While relatively small, and serving as a trial balloon to test foreign investor demand, such tenders will help pave the way for more regular, and far larger issuance, giving international investors more yuan-denominated assets to add to their portfolios, said Frances Cheung, rates strategist at Oversea-Chinese Banking Corp in Singapore. Assuming they want such exposure, of course.

Meanwhile, overall offshore yuan debt sales are on track for the highest since 2015. Appetite was helped by tighter monetary policy in China earlier this year coupled with relatively easy money in the U.S., causing the cost to swap the Chinese currency into dollars to drop.

Coming at a time when there is widespread revulsion to Chinese equities (which not long ago were viewed by most hedge funds as alpha panacea), the nation’s finance ministry has sought to expand its bond issuance channels from the interbank market to retail investors and now offshore, because apparently even local retail demand is sliding.

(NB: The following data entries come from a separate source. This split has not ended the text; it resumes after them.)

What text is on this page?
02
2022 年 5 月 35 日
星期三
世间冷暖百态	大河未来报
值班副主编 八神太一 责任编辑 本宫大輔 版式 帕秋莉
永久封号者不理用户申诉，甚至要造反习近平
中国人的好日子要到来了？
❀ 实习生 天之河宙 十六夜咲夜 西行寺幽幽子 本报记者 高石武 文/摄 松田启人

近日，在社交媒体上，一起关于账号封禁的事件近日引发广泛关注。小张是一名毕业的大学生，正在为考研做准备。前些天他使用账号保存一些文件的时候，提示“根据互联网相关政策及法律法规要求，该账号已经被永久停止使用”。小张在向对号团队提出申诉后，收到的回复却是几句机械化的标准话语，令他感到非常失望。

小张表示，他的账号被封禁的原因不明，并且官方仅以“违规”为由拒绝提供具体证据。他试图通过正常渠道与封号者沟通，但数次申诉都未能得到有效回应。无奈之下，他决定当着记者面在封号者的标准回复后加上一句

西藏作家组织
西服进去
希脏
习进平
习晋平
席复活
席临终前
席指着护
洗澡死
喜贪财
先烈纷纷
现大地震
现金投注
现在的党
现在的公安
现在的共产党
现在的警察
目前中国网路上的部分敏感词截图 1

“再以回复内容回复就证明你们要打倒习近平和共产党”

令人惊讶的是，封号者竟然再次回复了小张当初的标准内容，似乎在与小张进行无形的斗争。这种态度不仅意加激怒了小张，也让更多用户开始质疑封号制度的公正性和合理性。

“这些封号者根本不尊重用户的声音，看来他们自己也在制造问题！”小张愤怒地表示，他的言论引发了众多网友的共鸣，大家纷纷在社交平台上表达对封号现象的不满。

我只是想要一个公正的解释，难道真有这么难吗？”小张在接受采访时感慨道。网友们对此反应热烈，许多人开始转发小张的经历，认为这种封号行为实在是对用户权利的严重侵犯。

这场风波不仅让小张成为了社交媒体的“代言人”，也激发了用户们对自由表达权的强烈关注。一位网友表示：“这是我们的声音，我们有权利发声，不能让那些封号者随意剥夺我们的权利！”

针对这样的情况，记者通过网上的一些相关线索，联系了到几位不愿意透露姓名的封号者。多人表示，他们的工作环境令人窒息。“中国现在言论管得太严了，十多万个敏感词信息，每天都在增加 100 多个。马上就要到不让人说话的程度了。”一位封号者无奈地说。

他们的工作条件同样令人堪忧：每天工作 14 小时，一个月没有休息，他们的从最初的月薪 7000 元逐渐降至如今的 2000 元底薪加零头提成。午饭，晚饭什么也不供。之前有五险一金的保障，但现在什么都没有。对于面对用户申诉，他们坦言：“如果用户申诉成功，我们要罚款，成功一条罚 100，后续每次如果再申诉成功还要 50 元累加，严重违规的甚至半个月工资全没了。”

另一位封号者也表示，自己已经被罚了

Luckily for Beijing, there are plenty greater fools offshore, and overseas investors’ holdings of onshore local debt has increased significantly by nearly 80% this year as of July.

There is another reason why China is targeting dumb foreign investors to fund its fiscal stimulus (similar to what the Treasury does, only there the Fed funds the bulk of it): the proposed offshore sales come amid concerns of a surge in local government bond sales onshore, as Chinese authorities pledge more support for the economy. Worries about surging supply continue to haunt the nation’s sovereign bond market. The proposed offshore sales won’t be large enough to alleviate those pressures, added Cheung.

Though foreign buyers already have access to onshore local government bonds, an offshore offering could attract more global funds, said Ming Ming, analyst at Citic Securities.

Bottom line: the US - with its massive current account deficit - used to rely on China to fund its growth (back before the Fed stepped in and is monetizing 100% of all US bond issuance), and now it's China's turn to return the favor.